Taking your entire music collection with you wherever you go makes perfect sense. Any spare moment can be filled with the soundtrack to your life. But iPods have already been invented – so what’s next? Some people think a video iPod is the inevitable Next Big Thing. The DVX-Pod is an attempt to be that device, a device that plays and even records video in a handheld format. It isn’t the sort of thing you’ll be slipping into your top pocket, but it does sport a generous 7-inch screen.

The DVX-Pod is a pretty clever box of tricks: it plays movies from its 20GB hard drive, it plays music, it plays slideshows from digital pics, and it can even record movies with a built-in MPEG-4 encoder. The size is a manageable 192-x-115-x-28mm, about the size of a paperback book. The battery life is 2.5-3 hours, enough for the average movie.
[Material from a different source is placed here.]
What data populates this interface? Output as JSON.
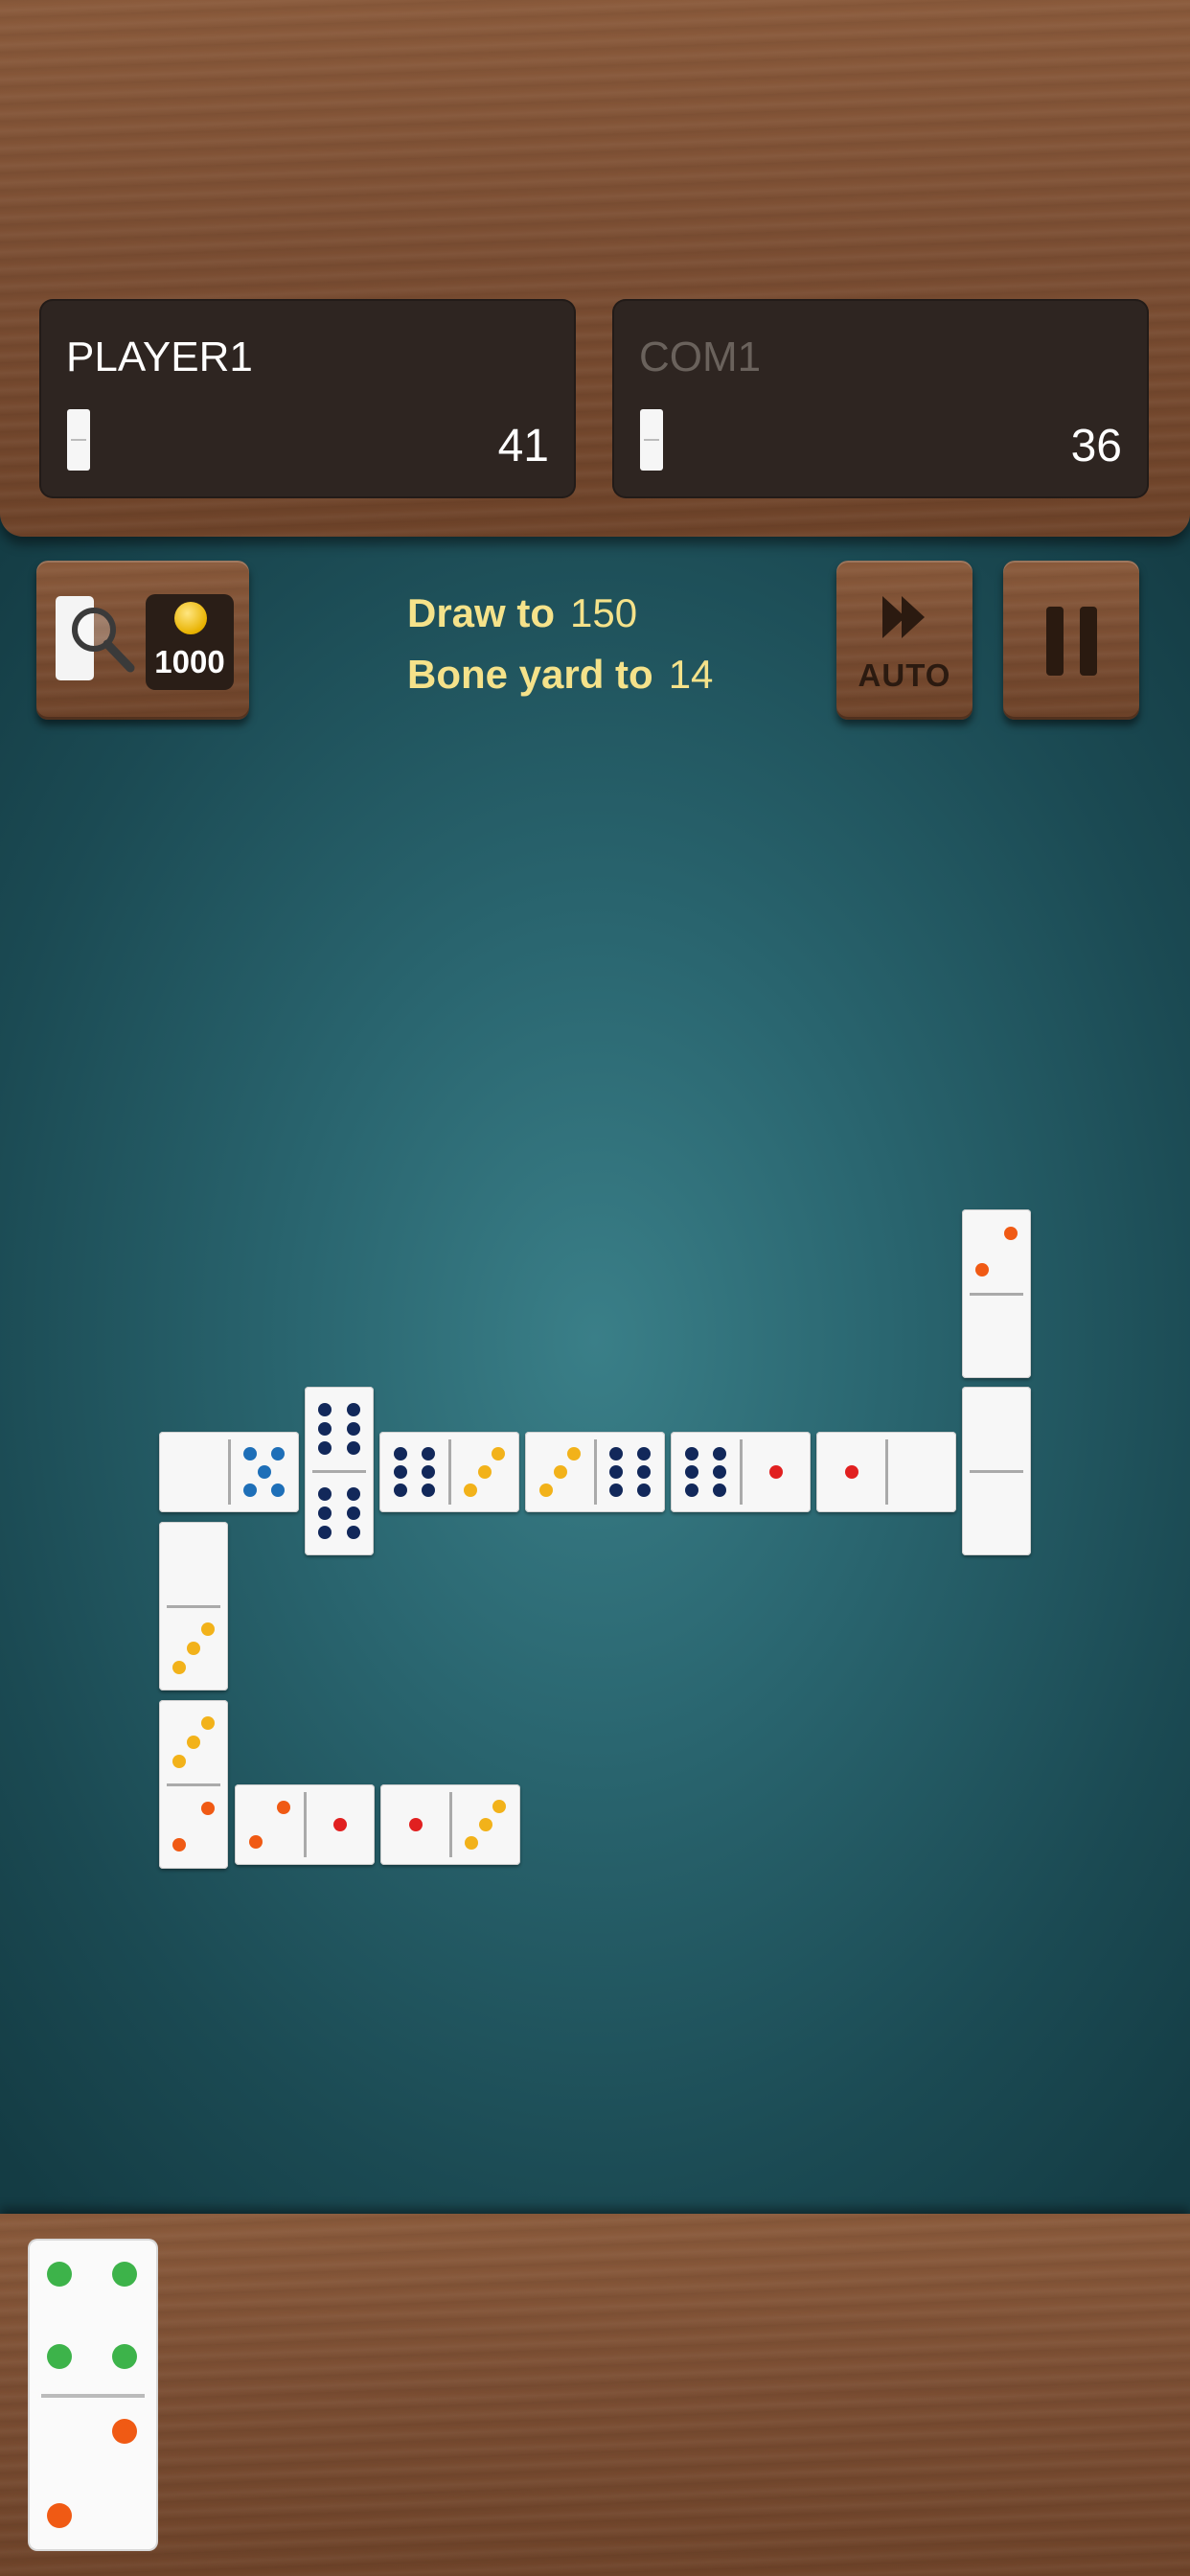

Almost as important as what features it has are the features that it doesn’t have. There’s no DVD drive – the movies it plays back must be in MPEG-4, Windows Media, QuickTime 6 or DivX formats. You need to copy these files across from your Mac using USB 2.0. What this means in practical terms is that you can watch things that were recorded straight to the DVX-Pod, movie files you have on your Mac, and ripped DVDs. Ripped DVDs, however, cause problems. Ripping content from a DVD is now pretty easy to do, but unlike ripping CDs, it’s technically illegal. I’m not really going to dwell in the legal issue – it’s a can of worms I don’t really want to open – but more immediately important is the fact that it’s a pain in the rump. It isn’t simply a matter of launching iTunes and popping the disc in the drive. It’s more like the days before iTunes when you had to hand-label every track, using shareware to convert the files. Frankly, it’s a mess, and a million miles from the elegant solution that is the iPod.

Having said that, actually watching a movie on the DVX-Pod is a pleasure. It can be held in the hand or it can sit on its little stand. There are no built-in speakers, so you need to use headphones – but other people on the bus will be grateful for that.

The DVX-Pod is a few years before its time. There needs to be a legal, simple, consumer-friendly way to buy movies to watch digitally in the same way as the iPod does with audio. In the meantime, the DVX-Pod does a fine job with the technology available – but not everything is in place yet. It can’t play music from the iTunes Music Store, for instance – although it would be a bulky replacement for an iPod. Only when everything else is in place will we be able to tell if watching movies on a train or bus is even something we’d want to do.

There will be some early adopters that will buy this because it exists. There might even be some legitimate business uses for it – showing demos, show-reels, or slide shows of photography. So if you’re rich, need a tax-deductible gadget, and want to watch movies and show off to your friends, you’re in luck.


If it wasn’t for the fact you can pick up a portable DVD player for well under £200 now, this would be a much more attractive deal. Don’t get me wrong – there’s a lot you can do with this device, it just isn’t very convenient to do it. The interface is clunky, the process of getting media onto it is convoluted (at least compared to iTunes), and there’s no legal way to watch the latest movies. It does work as a hard disk as well, so there are some things that will come in handy. But for now this is strictly a product for early adopters, of which I’m sure there are plenty.